DEFI entre espoir et désespoir

DEFI ENTRE L’ESPOIR ET LE DÉSESPOIR

Haïti est pris en étau et saccagé par ces deux mots: Espoir et Désespoir. Tout Haïti se résume dans ces deux tendances.

Nous venons d’effectuer un voyage et, entre le rêve et la réalité, et le dilemme haïtien quoique semblable dans la forme à celui de tous les peuples de la terre, diffère dans le fond par son caractère particulier. C’est en résumé de quoi est composé Haïti aujourd’hui, profondément divisé en tout et en partie. Entre des murs de plusieurs mètres de hauteur, le rêve est en puissance et en mode universel chez les nantis; couvert de chaume et de tôles trouées il est placé sous une nappe colorée, difficilement approuvé. De son balcon si près d’un ciel, d’où on pourrait toucher la lune, cueillir des étoiles qui pourraient nous transporter jusqu’aux jardins d’Eden, la réalité fait preuve d’arrogance et invite au délire. Tapis sur un sol crasseux rempli de vermines, de cafards et d’ordures, elle voit crever toute une famille, surtout des enfants malades, au ventre gonflé de vers eux aussi affamés.  De Jacmel à Petit-goave, jusqu’à une certaine limite d’un parcours, la nature triomphe heureusement encore sur les interdits de la chaussée. Mais, arrivée à la lisière de Port-au-prince les portes d’un enfer, grandes ouvertes, vous aspirent vers une ville d’immondices, de tumulte et d’anarchie de toute sorte; et brusquement vous vous êtes rendu compte que le ciel s’est éloigné de la terre. Là, c’est une autre vision qui prend les rênes, et le rêve du balcon s’évanouit sans laisser de trace. Comme s’il avait peur de confronter cette réalité toute nue où des millions d’hommes ont cessé de rêver.

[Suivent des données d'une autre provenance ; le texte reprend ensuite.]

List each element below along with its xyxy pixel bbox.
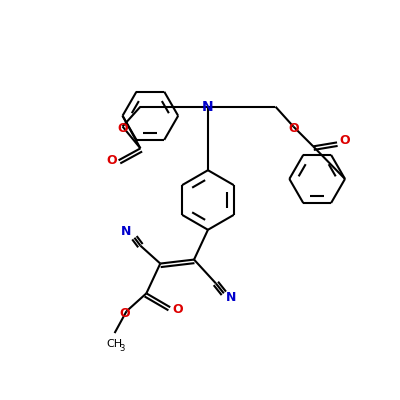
Text: N: N <box>226 291 236 304</box>
Text: O: O <box>172 303 183 316</box>
Text: O: O <box>339 134 350 147</box>
Text: N: N <box>121 225 132 238</box>
Text: O: O <box>117 122 128 135</box>
Text: O: O <box>119 307 130 320</box>
Text: N: N <box>202 100 214 114</box>
Text: 3: 3 <box>119 344 124 353</box>
Text: O: O <box>288 122 299 135</box>
Text: O: O <box>106 154 117 167</box>
Text: CH: CH <box>106 339 123 349</box>
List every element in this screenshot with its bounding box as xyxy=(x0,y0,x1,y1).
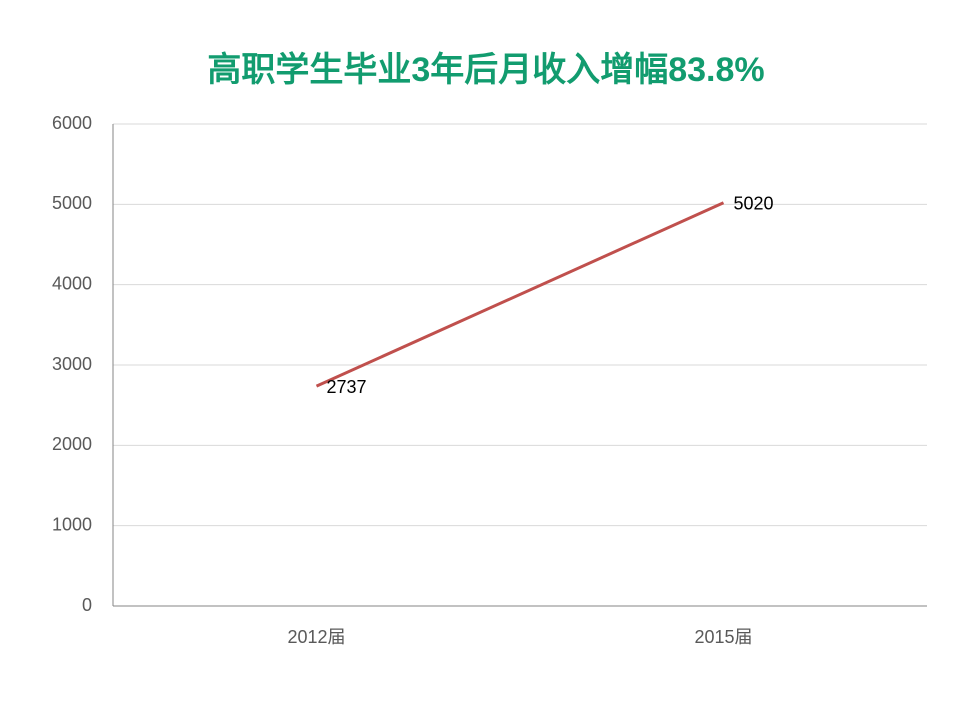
y-tick-label: 5000 xyxy=(52,193,92,213)
y-tick-label: 2000 xyxy=(52,434,92,454)
y-tick-label: 1000 xyxy=(52,514,92,534)
y-tick-label: 6000 xyxy=(52,113,92,133)
data-label: 2737 xyxy=(327,377,367,397)
y-tick-label: 0 xyxy=(82,595,92,615)
y-tick-label: 4000 xyxy=(52,273,92,293)
chart-title: 高职学生毕业3年后月收入增幅83.8% xyxy=(207,50,764,89)
line xyxy=(315,201,725,388)
x-tick-label: 2012届 xyxy=(287,627,345,647)
y-tick-label: 3000 xyxy=(52,354,92,374)
x-tick-label: 2015届 xyxy=(694,627,752,647)
data-label: 5020 xyxy=(734,193,774,213)
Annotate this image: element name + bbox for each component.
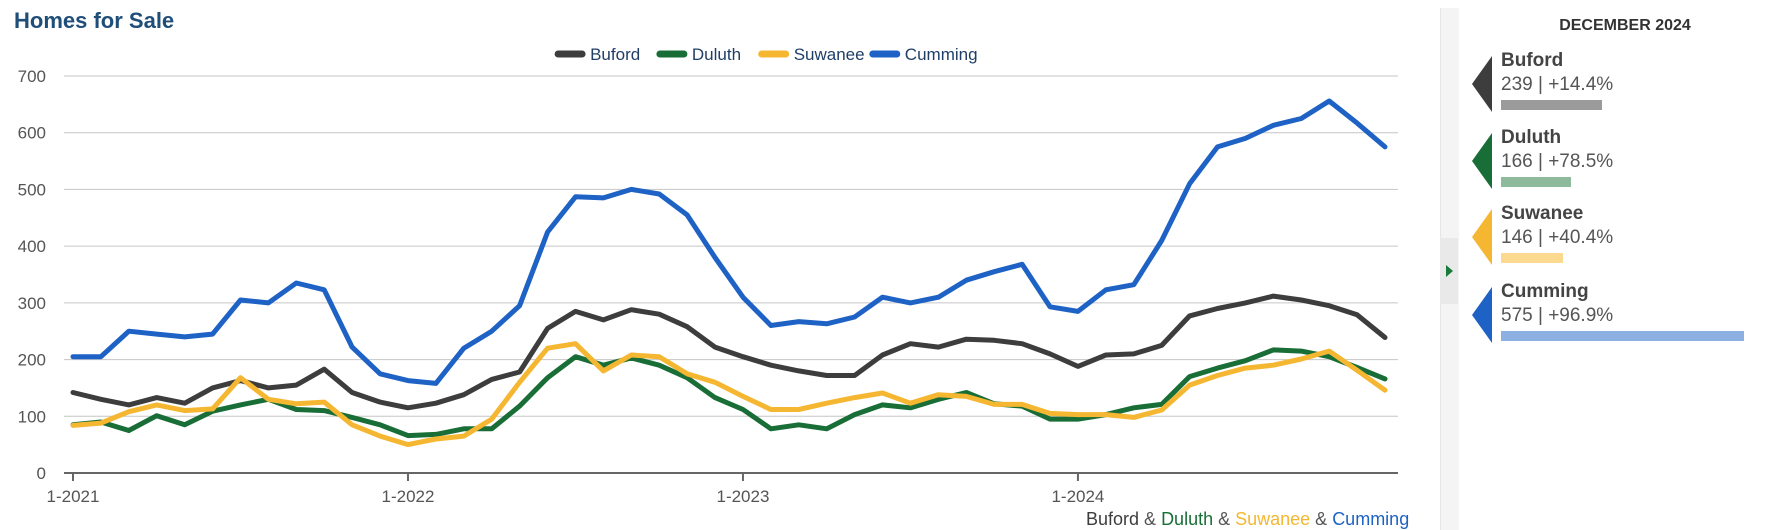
flag-icon — [1472, 209, 1492, 265]
legend-label: Suwanee — [794, 45, 865, 64]
summary-item-suwanee: Suwanee 146 | +40.4% — [1465, 203, 1790, 273]
legend-label: Cumming — [905, 45, 978, 64]
summary-item-bar — [1501, 100, 1602, 110]
legend-label: Buford — [590, 45, 640, 64]
y-tick-label: 600 — [18, 124, 46, 143]
summary-item-duluth: Duluth 166 | +78.5% — [1465, 127, 1790, 197]
x-tick-label: 1-2021 — [47, 487, 100, 506]
series-line-cumming — [70, 98, 1388, 386]
y-tick-label: 500 — [18, 180, 46, 199]
summary-item-bar — [1501, 253, 1563, 263]
y-tick-label: 200 — [18, 351, 46, 370]
summary-item-buford: Buford 239 | +14.4% — [1465, 50, 1790, 120]
y-tick-label: 700 — [18, 67, 46, 86]
y-tick-label: 400 — [18, 237, 46, 256]
side-panel-header: DECEMBER 2024 — [1559, 17, 1691, 34]
summary-item-bar — [1501, 177, 1571, 187]
summary-item-stat: 239 | +14.4% — [1501, 74, 1614, 95]
collapse-toggle-button[interactable] — [1440, 238, 1458, 304]
summary-item-name: Buford — [1501, 50, 1564, 71]
summary-item-stat: 166 | +78.5% — [1501, 151, 1614, 172]
x-tick-label: 1-2023 — [716, 487, 769, 506]
summary-item-stat: 146 | +40.4% — [1501, 227, 1614, 248]
series-line-buford — [70, 293, 1388, 411]
bottom-legend: Buford & Duluth & Suwanee & Cumming — [1086, 509, 1409, 530]
flag-icon — [1472, 133, 1492, 189]
y-tick-label: 0 — [37, 464, 46, 483]
line-chart: 0 100 200 300 400 500 600 700 1-2021 1-2022 1-2023… — [18, 45, 1398, 506]
series-line-duluth — [70, 347, 1388, 439]
x-tick-label: 1-2022 — [382, 487, 435, 506]
bottom-legend-part: Duluth — [1161, 509, 1214, 529]
y-tick-label: 100 — [18, 407, 46, 426]
summary-item-name: Cumming — [1501, 281, 1589, 302]
summary-item-bar — [1501, 331, 1744, 341]
bottom-legend-part: Suwanee — [1235, 509, 1311, 529]
chevron-right-icon — [1446, 265, 1453, 277]
bottom-legend-part: Buford — [1086, 509, 1140, 529]
flag-icon — [1472, 56, 1492, 112]
bottom-legend-part: & — [1213, 509, 1236, 529]
legend-label: Duluth — [692, 45, 741, 64]
summary-item-stat: 575 | +96.9% — [1501, 305, 1614, 326]
bottom-legend-part: & — [1310, 509, 1333, 529]
series-line-suwanee — [70, 341, 1388, 448]
summary-item-name: Suwanee — [1501, 203, 1584, 224]
y-tick-label: 300 — [18, 294, 46, 313]
summary-item-cumming: Cumming 575 | +96.9% — [1465, 281, 1790, 351]
flag-icon — [1472, 287, 1492, 343]
chart-title: Homes for Sale — [14, 8, 175, 33]
x-tick-label: 1-2024 — [1051, 487, 1104, 506]
bottom-legend-part: Cumming — [1332, 509, 1410, 529]
summary-item-name: Duluth — [1501, 127, 1562, 148]
bottom-legend-part: & — [1139, 509, 1162, 529]
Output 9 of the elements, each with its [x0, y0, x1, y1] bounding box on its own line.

Que de larmes à verser entre ceux qui vivent et ceux qui luttent, avec ces rêves sauvagement interrompus. Dans tout ce que propose Haïti aujourd’hui, il y a ces deux concepts fondamentalement opposés, qui poussent et divisent, engendrent et renouvellent une vie remplie d’inquiétude, de peur et d’espérance, malgré tout.

Toute la vie de l’homme haïtien se résume à cette dimension extrême de l’existence : l’espoir et le désespoir. Il n’y a pas d’entre eux deux, à l’état moindre, cette forme de résistance comme on en trouve chez les peuples administrés. On espère et on désespère à mourir, et c’est tout. Pour des lendemains meilleurs, certains se proposent de convaincre qu’il y a espoir malgré tout; Pris au dépourvu dans un univers d’adversités, un trop grand nombre feint de pousser des ailes pour n’importe où. D’où, l’ouverture d’un fossé géant, qui ne peut être comblé, selon certains, que par l’opération du Saint-Esprit. Et pour ceux qui croient encore dans l’humain, que le jour viendra où des hommes doués sauront changer le cours des choses, le bleu du ciel change de ton et annonce la rosée . Entre temps, confiant et résolu, il y en a qui se déploient, traversent les rues putrides de Port-au-prince, et dit tout haut à qui veut l’entendre, que la route sera longue mais nous y arriverons.

DEFI est de ceux-là, et prend la tête du convoi.